# The Inanity of Programming Language Benchmarks

Will Crichton   —   September 18, 2018
Programming language performance benchmarks track the maximum performance of a program, when really we also care about how long it takes to get there.

Software is rarely static. Over time, requirements change, designs improve, features come and go, and the program must gradually evolve as the world changes around it. A fundamental utility of a programming language is to provide tools that improve productivity when evolving software. From a correctness standpoint, this is a major use of static typing—refactors become way less scary when the compiler will let you know if you accidentally typo’d a variable name, or passed a bad parameter to a function, and so on.

To evaluate the utility of a programming language, then, it makes sense to think not in terms of absolutes, but deltas. For scripting languages, this doesn’t make a difference since scripts usually start from zero anyway. That’s why library support and fast iteration times are important for productivity in scripts. For systems languages, the delta is more often against an existing system than starting from scratch.

However, programming language benchmarks take a static view of the world. They say, given a target application, what is the fastest possible implementation of it in a programming language? Benchmarks are often debated on the axis of complexity: is the example too toy to mean anything, or indicative of real workloads? Instead, I want to contest the utility of benchmarks on the axis of time: performance benchmarks should measure how long it takes to improve the performance of a program, not just the program’s maximum performance.

Now, that sounds a bit crazy—how can we possibly test that in a controlled way?
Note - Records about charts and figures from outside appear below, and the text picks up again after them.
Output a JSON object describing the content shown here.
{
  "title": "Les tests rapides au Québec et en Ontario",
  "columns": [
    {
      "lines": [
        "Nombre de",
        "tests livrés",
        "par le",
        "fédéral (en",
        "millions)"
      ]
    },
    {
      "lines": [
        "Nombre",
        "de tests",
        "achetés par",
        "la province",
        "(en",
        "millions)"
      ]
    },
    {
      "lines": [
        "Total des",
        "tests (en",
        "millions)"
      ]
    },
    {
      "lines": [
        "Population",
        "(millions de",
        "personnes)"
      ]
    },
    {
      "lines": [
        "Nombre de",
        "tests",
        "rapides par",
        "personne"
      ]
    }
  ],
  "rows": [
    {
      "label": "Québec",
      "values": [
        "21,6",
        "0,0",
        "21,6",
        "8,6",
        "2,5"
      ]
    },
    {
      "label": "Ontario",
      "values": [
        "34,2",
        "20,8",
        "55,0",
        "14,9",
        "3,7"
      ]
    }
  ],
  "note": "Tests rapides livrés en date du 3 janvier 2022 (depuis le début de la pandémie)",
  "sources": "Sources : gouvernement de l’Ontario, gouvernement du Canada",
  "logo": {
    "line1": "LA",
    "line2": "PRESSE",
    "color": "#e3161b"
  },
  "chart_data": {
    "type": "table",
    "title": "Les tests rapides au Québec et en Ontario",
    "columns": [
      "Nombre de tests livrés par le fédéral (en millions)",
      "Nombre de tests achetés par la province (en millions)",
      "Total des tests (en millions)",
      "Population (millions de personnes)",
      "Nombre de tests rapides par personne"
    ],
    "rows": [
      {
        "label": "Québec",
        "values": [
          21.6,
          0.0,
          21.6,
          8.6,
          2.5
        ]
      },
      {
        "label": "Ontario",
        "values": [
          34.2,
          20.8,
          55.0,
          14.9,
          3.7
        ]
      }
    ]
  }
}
And why would we have benchmarks that involve humans, I thought the point was to get rid of those? Yes, there are a lot of problems, and in general human-centric studies of programming language use still have a long way to go. But I want to share a cool example from a paper in my group at Stanford.

Halide is a programming language for efficient image and tensor processing. It’s a neat research project (now a production language!) that defines a DSL for specifying computations on tensors, and then mapping those computations to hardware through “schedules.” An example from their homepage:

Func blur_3x3(Func input) {
Func blur_x, blur_y;
Var x, y, xi, yi;

// The algorithm - no storage or order
blur_x(x, y) = (input(x-1, y) + input(x, y) + input(x+1, y))/3;
blur_y(x, y) = (blur_x(x, y-1) + blur_x(x, y) + blur_x(x, y+1))/3;

// The schedule - defines order, locality; implies storage
blur_y.tile(x, y, xi, yi, 256, 32)
.vectorize(xi, 8).parallel(y);
blur_x.compute_at(blur_y, x).vectorize(x, 8);

return blur_y;
}


It turned out that writing schedules is hard, so my colleague Ravi set out to write an auto-scheduler, culminating in Automatically Scheduling Halide Image Processing Pipelines (SIGGRAPH 2017). To evaluate whether his automatic scheduling algorithm was any good, he ran a study to compare it against the hand-crafted schedules of expert Halide users. Importantly, he measured not just the max speed of their best schedule, but how long it took them to get there. As you can see in the figure, he showed that the two expert programmers took hours to get close to the performance that he could get instantly.

The moral of the story is that I think this kind of combined benchmark/user-study could tell us a lot more about the utility of programming languages than just highly-optimized benchmarks. On one hand, I suspect that it probably takes a decent amount of effort to make a program written in a low-level language that much faster than a high-level one with an optimized runtime. On the other hand, when performance really matters, it will probably take less time to maximize the performance of a low-level program with strict control of the hardware than a high-level program at the mercy of a JIT.